Georgia university. US: Promoting healthy gut microbiota, the bacteria that live in the
intestine, can help treat or prevent metabolic syndrome, a combination
of risk factors that increases the risk of heart disease, diabetes and
stroke, according to researchers at Georgia State University and Cornell
University. Their findings are published in the journal Gastroenterology.
The study, a follow-up to the research team’s previous paper in
Science, uses an improved technical approach, making the results more
significant.
The research team includes Dr. Andrew Gewirtz, a professor in the Institute for Biomedical Sciences at Georgia State;
Dr. Benoit Chassaing, a post-doctoral student at Georgia State; and Dr.
Ruth Ley of the departments of Microbiology and Molecular Biology at
Cornell.
“These results suggest that developing a means to promote a more healthy
microbiota can treat or prevent metabolic disease,” Gewirtz said. “They
confirm the concept that altered microbiota can promote low-grade
inflammation and metabolic syndrome and advance the underlying
mechanism. We showed that the altered bacterial population is more
aggressive in infiltrating the host and producing substances, namely
flagellin and lipopolysaccharide, that further promote inflammation.”
Metabolic syndrome is a serious health condition that affects 34
percent of American adults, according to the American Heart Association.
A person is diagnosed with metabolic syndrome when he or she has three
of these risk factors: a large waistline, high triglyceride (type of fat
found in the blood) level, low HDL cholesterol level, high blood
pressure and high fasting blood sugar. A person with metabolic syndrome
is twice as likely to develop heart disease and five times as likely to
develop diabetes, according to the National Institutes of Health.
Because metabolic syndrome is becoming more common, scientists are exploring possible causes. In their previous study in Science, Gewirtz, Ley and other researchers showed altered gut microbiota play a role in promoting metabolic syndrome.

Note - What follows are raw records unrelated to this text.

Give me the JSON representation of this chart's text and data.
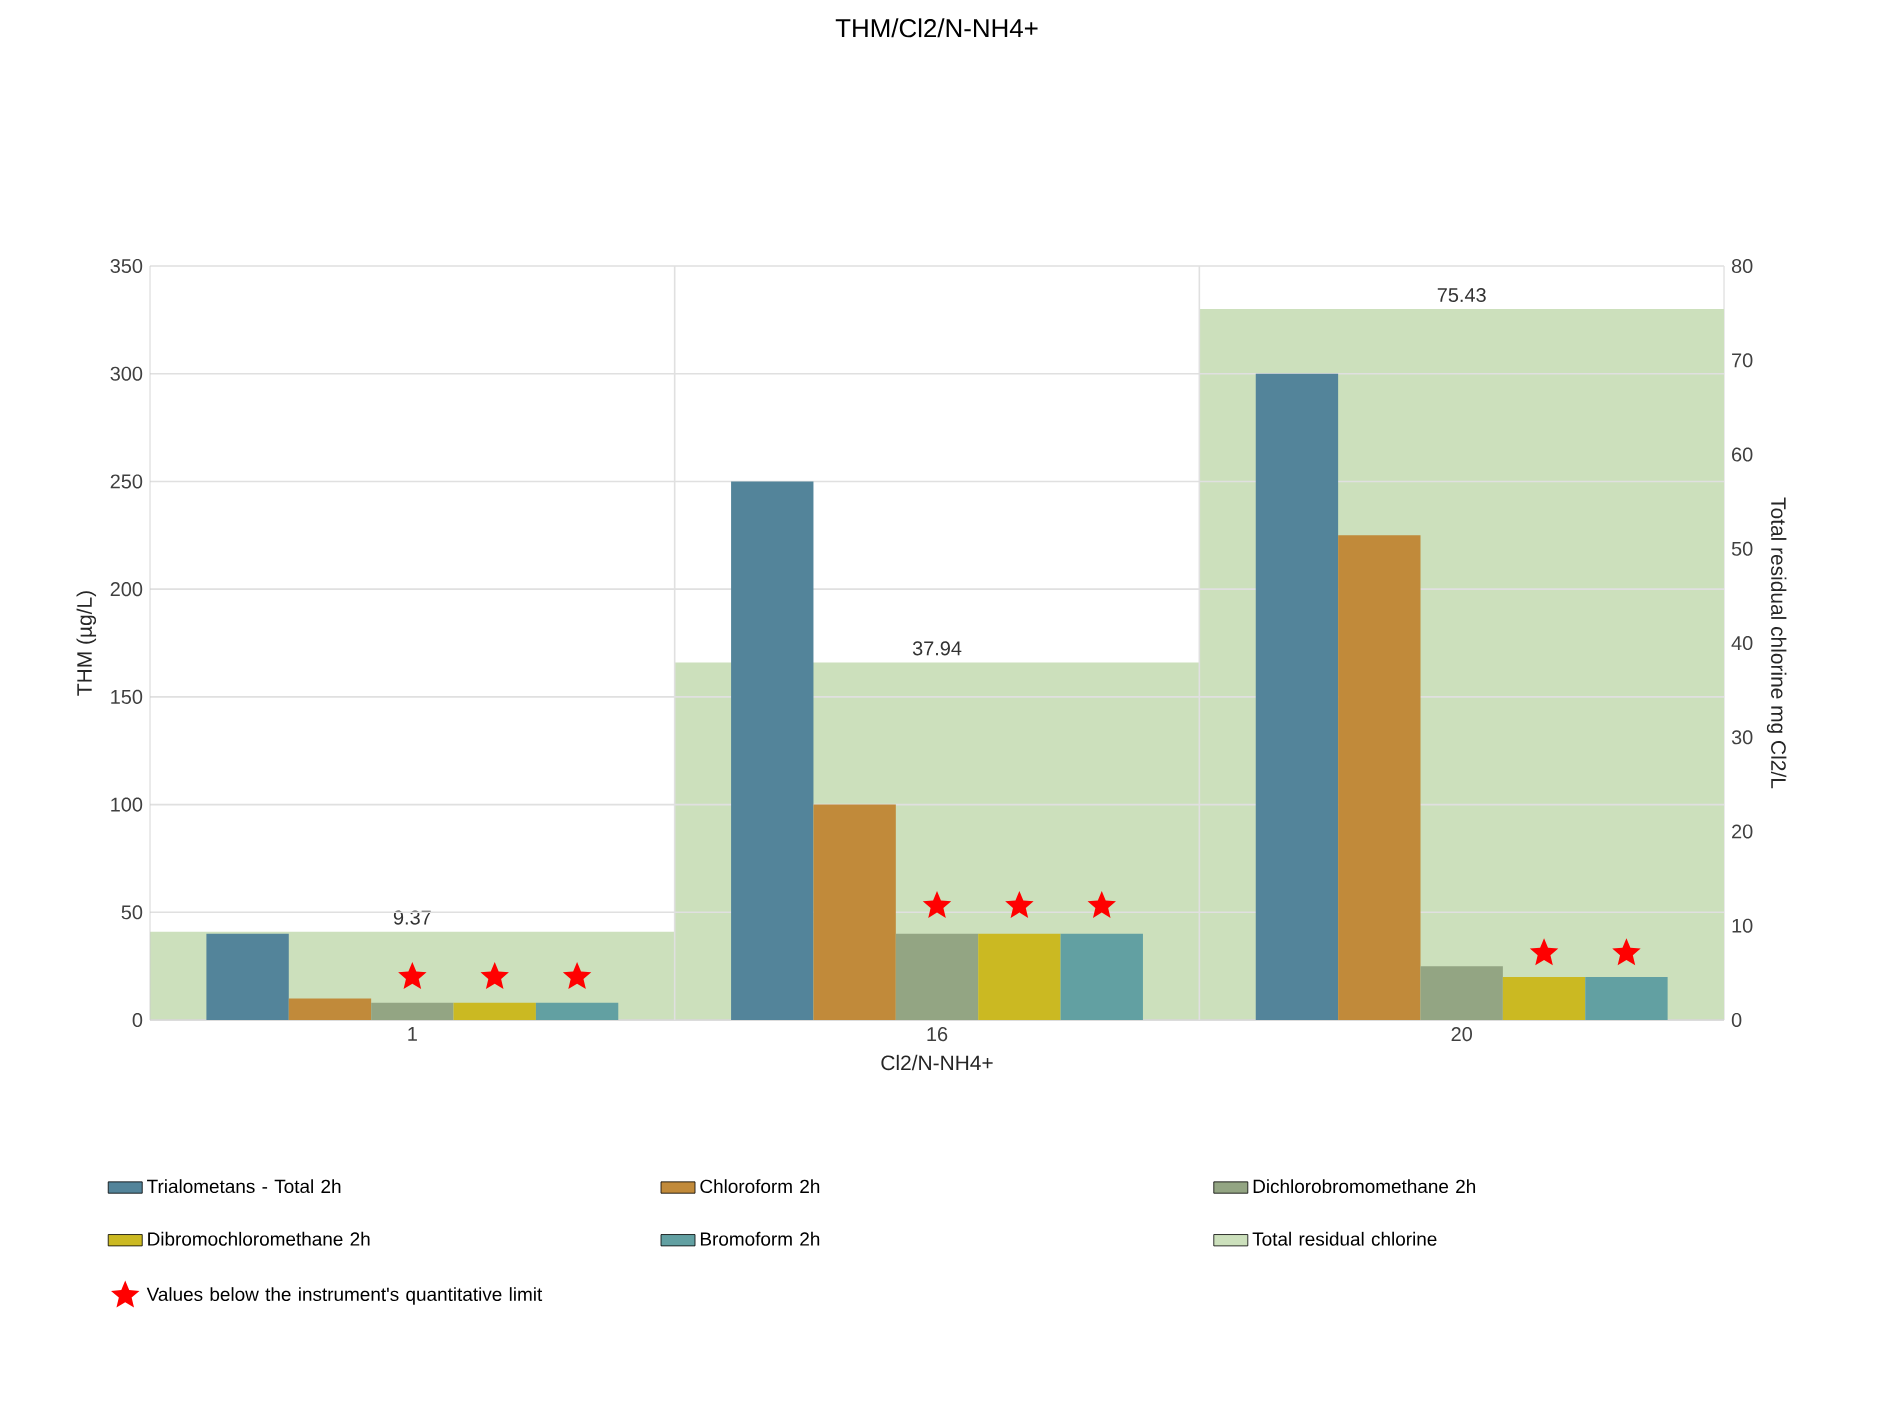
{
  "chart_data": {
    "type": "bar",
    "title": "THM/Cl2/N-NH4+",
    "xlabel": "Cl2/N-NH4+",
    "ylabel": "THM  (µg/L)",
    "y2label": "Total residual chlorine mg Cl2/L",
    "categories": [
      "1",
      "16",
      "20"
    ],
    "ylim": [
      0,
      350
    ],
    "yticks": [
      0,
      50,
      100,
      150,
      200,
      250,
      300,
      350
    ],
    "y2lim": [
      0,
      80
    ],
    "y2ticks": [
      0,
      10,
      20,
      30,
      40,
      50,
      60,
      70,
      80
    ],
    "grid": true,
    "legend": "bottom",
    "series": [
      {
        "name": "Trialometans - Total 2h",
        "color": "#53849a",
        "values": [
          40,
          250,
          300
        ]
      },
      {
        "name": "Chloroform 2h",
        "color": "#c18a3a",
        "values": [
          10,
          100,
          225
        ]
      },
      {
        "name": "Dichlorobromomethane 2h",
        "color": "#93a583",
        "values": [
          8,
          40,
          25
        ]
      },
      {
        "name": "Dibromochloromethane 2h",
        "color": "#cbb922",
        "values": [
          8,
          40,
          20
        ]
      },
      {
        "name": "Bromoform 2h",
        "color": "#62a0a2",
        "values": [
          8,
          40,
          20
        ]
      },
      {
        "name": "Total residual chlorine",
        "color": "#cce0bc",
        "axis": "y2",
        "values": [
          9.37,
          37.94,
          75.43
        ],
        "value_labels": [
          "9.37",
          "37.94",
          "75.43"
        ]
      },
      {
        "name": "Values below the instrument's quantitative limit",
        "type": "scatter",
        "marker": "star",
        "color": "#ff0000",
        "x": [
          "1",
          "1",
          "1",
          "16",
          "16",
          "16",
          "20",
          "20"
        ],
        "values": [
          20,
          20,
          20,
          53,
          53,
          53,
          31,
          31
        ]
      }
    ]
  }
}
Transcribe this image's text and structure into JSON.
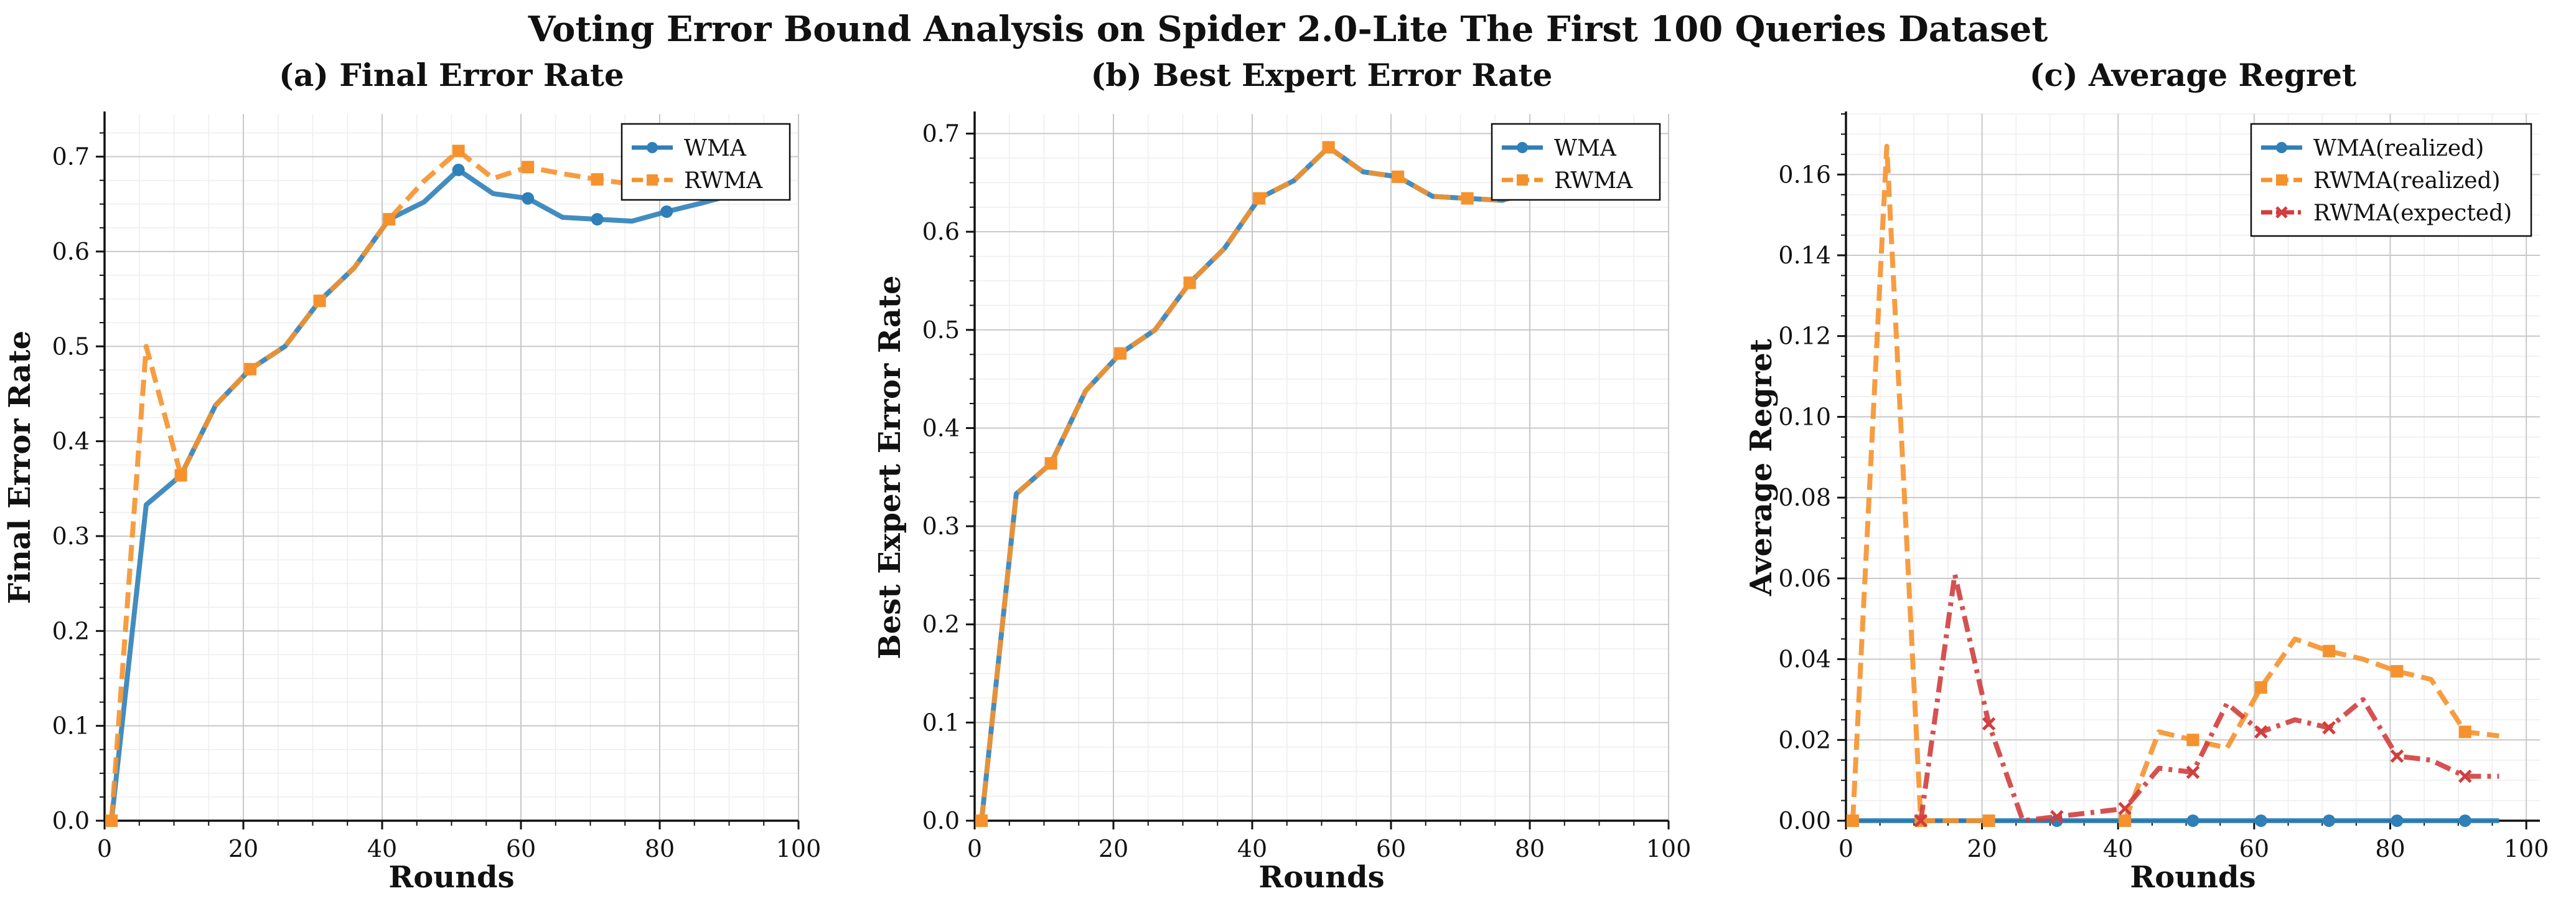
{
  "title": "Voting Error Bound Analysis on Spider 2.0-Lite The First 100 Queries Dataset",
  "colors": {
    "blue": "#2f7fb8",
    "orange": "#f5922e",
    "red": "#d13e3e",
    "grid": "#c8c8c8",
    "grid_minor": "#eeeeee"
  },
  "chart_data": [
    {
      "type": "line",
      "title": "(a) Final Error Rate",
      "xlabel": "Rounds",
      "ylabel": "Final Error Rate",
      "xlim": [
        0,
        100
      ],
      "ylim": [
        0,
        0.745
      ],
      "xticks": [
        0,
        20,
        40,
        60,
        80,
        100
      ],
      "yticks": [
        0.0,
        0.1,
        0.2,
        0.3,
        0.4,
        0.5,
        0.6,
        0.7
      ],
      "ytick_format": 1,
      "grid": true,
      "legend_position": "top-right",
      "x": [
        1,
        6,
        11,
        16,
        21,
        26,
        31,
        36,
        41,
        46,
        51,
        56,
        61,
        66,
        71,
        76,
        81,
        86,
        91,
        96
      ],
      "series": [
        {
          "name": "WMA",
          "color": "blue",
          "style": "solid",
          "marker": "circle",
          "values": [
            0.0,
            0.333,
            0.364,
            0.438,
            0.476,
            0.5,
            0.548,
            0.583,
            0.634,
            0.652,
            0.686,
            0.661,
            0.656,
            0.636,
            0.634,
            0.632,
            0.642,
            0.651,
            0.661,
            0.67
          ]
        },
        {
          "name": "RWMA",
          "color": "orange",
          "style": "dashed",
          "marker": "square",
          "values": [
            0.0,
            0.5,
            0.364,
            0.438,
            0.476,
            0.5,
            0.548,
            0.583,
            0.634,
            0.674,
            0.706,
            0.677,
            0.689,
            0.682,
            0.676,
            0.671,
            0.667,
            0.674,
            0.681,
            0.687
          ]
        }
      ]
    },
    {
      "type": "line",
      "title": "(b) Best Expert Error Rate",
      "xlabel": "Rounds",
      "ylabel": "Best Expert Error Rate",
      "xlim": [
        0,
        100
      ],
      "ylim": [
        0,
        0.72
      ],
      "xticks": [
        0,
        20,
        40,
        60,
        80,
        100
      ],
      "yticks": [
        0.0,
        0.1,
        0.2,
        0.3,
        0.4,
        0.5,
        0.6,
        0.7
      ],
      "ytick_format": 1,
      "grid": true,
      "legend_position": "top-right",
      "x": [
        1,
        6,
        11,
        16,
        21,
        26,
        31,
        36,
        41,
        46,
        51,
        56,
        61,
        66,
        71,
        76,
        81,
        86,
        91,
        96
      ],
      "series": [
        {
          "name": "WMA",
          "color": "blue",
          "style": "solid",
          "marker": "circle",
          "values": [
            0.0,
            0.333,
            0.364,
            0.438,
            0.476,
            0.5,
            0.548,
            0.583,
            0.634,
            0.652,
            0.686,
            0.661,
            0.656,
            0.636,
            0.634,
            0.632,
            0.642,
            0.651,
            0.661,
            0.67
          ]
        },
        {
          "name": "RWMA",
          "color": "orange",
          "style": "dashed",
          "marker": "square",
          "values": [
            0.0,
            0.333,
            0.364,
            0.438,
            0.476,
            0.5,
            0.548,
            0.583,
            0.634,
            0.652,
            0.686,
            0.661,
            0.656,
            0.636,
            0.634,
            0.632,
            0.642,
            0.651,
            0.661,
            0.67
          ]
        }
      ]
    },
    {
      "type": "line",
      "title": "(c) Average Regret",
      "xlabel": "Rounds",
      "ylabel": "Average Regret",
      "xlim": [
        0,
        102
      ],
      "ylim": [
        0,
        0.175
      ],
      "xticks": [
        0,
        20,
        40,
        60,
        80,
        100
      ],
      "yticks": [
        0.0,
        0.02,
        0.04,
        0.06,
        0.08,
        0.1,
        0.12,
        0.14,
        0.16
      ],
      "ytick_format": 2,
      "grid": true,
      "legend_position": "top-right",
      "x": [
        1,
        6,
        11,
        16,
        21,
        26,
        31,
        36,
        41,
        46,
        51,
        56,
        61,
        66,
        71,
        76,
        81,
        86,
        91,
        96
      ],
      "series": [
        {
          "name": "WMA(realized)",
          "color": "blue",
          "style": "solid",
          "marker": "circle",
          "values": [
            0,
            0,
            0,
            0,
            0,
            0,
            0,
            0,
            0,
            0,
            0,
            0,
            0,
            0,
            0,
            0,
            0,
            0,
            0,
            0
          ]
        },
        {
          "name": "RWMA(realized)",
          "color": "orange",
          "style": "dashed",
          "marker": "square",
          "values": [
            0.0,
            0.167,
            0.0,
            0.0,
            0.0,
            null,
            null,
            null,
            0.0,
            0.022,
            0.02,
            0.018,
            0.033,
            0.045,
            0.042,
            0.04,
            0.037,
            0.035,
            0.022,
            0.021
          ]
        },
        {
          "name": "RWMA(expected)",
          "color": "red",
          "style": "dashdot",
          "marker": "x",
          "values": [
            null,
            null,
            0.0,
            0.061,
            0.024,
            0.0,
            0.001,
            0.002,
            0.003,
            0.013,
            0.012,
            0.029,
            0.022,
            0.025,
            0.023,
            0.03,
            0.016,
            0.015,
            0.011,
            0.011
          ]
        }
      ]
    }
  ]
}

Gut microbiota perform key functions in health and when it becomes
deregulated it can promote chronic inflammatory diseases such as Crohn’s
disease and ulcerative colitis. In addition, altered gut microbiota
promote inflammation that leads to metabolic syndrome.
“We’ve filled in a lot of the details about how it works,” Gewirtz
said. “It’s the loss of TLR5 on the epithelium, the cells that line the
surface of the intestine and their ability to quickly respond to
bacteria. That ability goes away and results in a more aggressive
bacterial population that gets closer in and produces substances that
drive inflammation.”
Normally, the bacteria are in the mucous layer at a certain distance
away from epithelial cells. The researchers showed altered gut
microbiota is more aggressive in infiltrating the host and gets very
close to the epithelium. This altered population produces flagellin and lipopolysaccharide, which further promote inflammation.
The research team improved the study by comparing mice that were
siblings and littermates, making all conditions in the study the same.
The mice only differed by whether they were missing a specific gene,
TLR5. Previously, the researchers studied mice that were from two
different strains and lived in separate environments. In this study,
they found the absence of TLR5 on the intestinal surface leads to
alterations in bacteria that drive inflammation, leading to metabolic
syndrome.
This study was funded by the National Institutes of Health and the Crohn’s and Colitis Foundation of America.